L'incontro dei sindacati verterà sul capire se il Comune di Rovigo, proprietario dell'immobile di Casa Serena, può intervenire economicamente sulla situazione di Iras, sulla stedura di un piano industriale concreto che possa dare garanzie non solo nel presente, ma per un medio termine in grado da rilanciare l’ente, perchè al momento, dopo un passaggio in commissione consigliare ed un consiglio comunale monotematico, non si è ancora trovata una strada che porti ad una soluzione chiara del problema.

"La Regione del Veneto ha commissariato l’Ente nel lontano 2016 a seguito delle dimissioni del Cda nominato dall’allora sindaco Massimo Bergamin, poi sfiduciato. E, prima l’avv. Tiziana Stella, poi l’ing. Fasiol ed infine l’avv. Ezio Zanon hanno cercato di imbastire un progetto rimasto più nelle intenzioni che sulla carta" ricordano i sindacati.
“Siamo di fronte ad una situazione abbastanza paradossale: oltre 200 lavoratori, di cui molti precari, che pur garantendo servizi di qualità agli anziani sono a rischio di non prendere lo stipendio, dall’altro lato le istituzioni preposte: Comune e Regione che si rimpallano il fatto di dover intervenire e metterci i soldi per sanare i debiti. Siamo molto preoccupati per le sorti di questo ente, infatti stiamo organizzando sit in e presenze nei mercati per dare evidenza che nessuno si deve dimenticare dei sacrifici di queste lavoratrici e di questi lavoratori” afferma Cristiano Pavarin, segretario generale della Uil Fpl di Rovigo.

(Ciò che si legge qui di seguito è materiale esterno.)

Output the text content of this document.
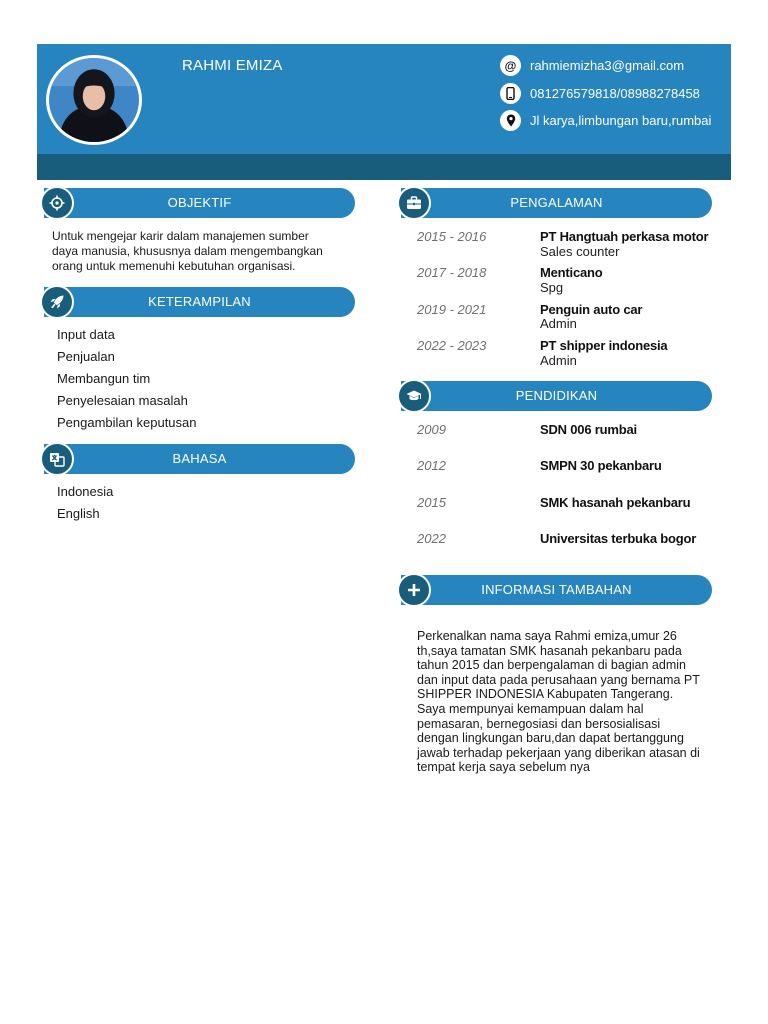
RAHMI EMIZA	@	rahmiemizha3@gmail.com
081276579818/08988278458
Jl karya,limbungan baru,rumbai
OBJEKTIF
Untuk mengejar karir dalam manajemen sumber
daya manusia, khususnya dalam mengembangkan
orang untuk memenuhi kebutuhan organisasi.
KETERAMPILAN
Input data
Penjualan
Membangun tim
Penyelesaian masalah
Pengambilan keputusan
BAHASA
Indonesia
English
PENGALAMAN
2015 - 2016	PT Hangtuah perkasa motor
Sales counter
2017 - 2018	Menticano
Spg
2019 - 2021	Penguin auto car
Admin
2022 - 2023	PT shipper indonesia
Admin
PENDIDIKAN
2009	SDN 006 rumbai
2012	SMPN 30 pekanbaru
2015	SMK hasanah pekanbaru
2022	Universitas terbuka bogor
INFORMASI TAMBAHAN
Perkenalkan nama saya Rahmi emiza,umur 26
th,saya tamatan SMK hasanah pekanbaru pada
tahun 2015 dan berpengalaman di bagian admin
dan input data pada perusahaan yang bernama PT
SHIPPER INDONESIA Kabupaten Tangerang.
Saya mempunyai kemampuan dalam hal
pemasaran, bernegosiasi dan bersosialisasi
dengan lingkungan baru,dan dapat bertanggung
jawab terhadap pekerjaan yang diberikan atasan di
tempat kerja saya sebelum nya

L’appuntamento di lunedi prossimo rappresenta quindi, secondo le parti sindacali, un punto di svolta per la vicenda: la calma apparente non sta portando alcun frutto e le distanze fra Sindaco e Commissario appaiono ancora enormi,
“Siamo consapevoli che le parti istituzionali stanno dialogando per un fine positivo comune, afferma Franco Maisto della Cisl Fp – con l’incontro che si terrà a Venezia a Palazzo Balbi lunedi mattina vogliamo chiedere all’assessore Lanzarin che noi rappresentiamo 200 famiglie di lavoratrici ma anche oltre 300 famiglie di ospiti e che la città di Rovigo ha necessità assoluta di mantenere l’IRAS una struttura pubblica con un investimento di risorse che la rilanci e ne potenzi l’offerta di servizi”.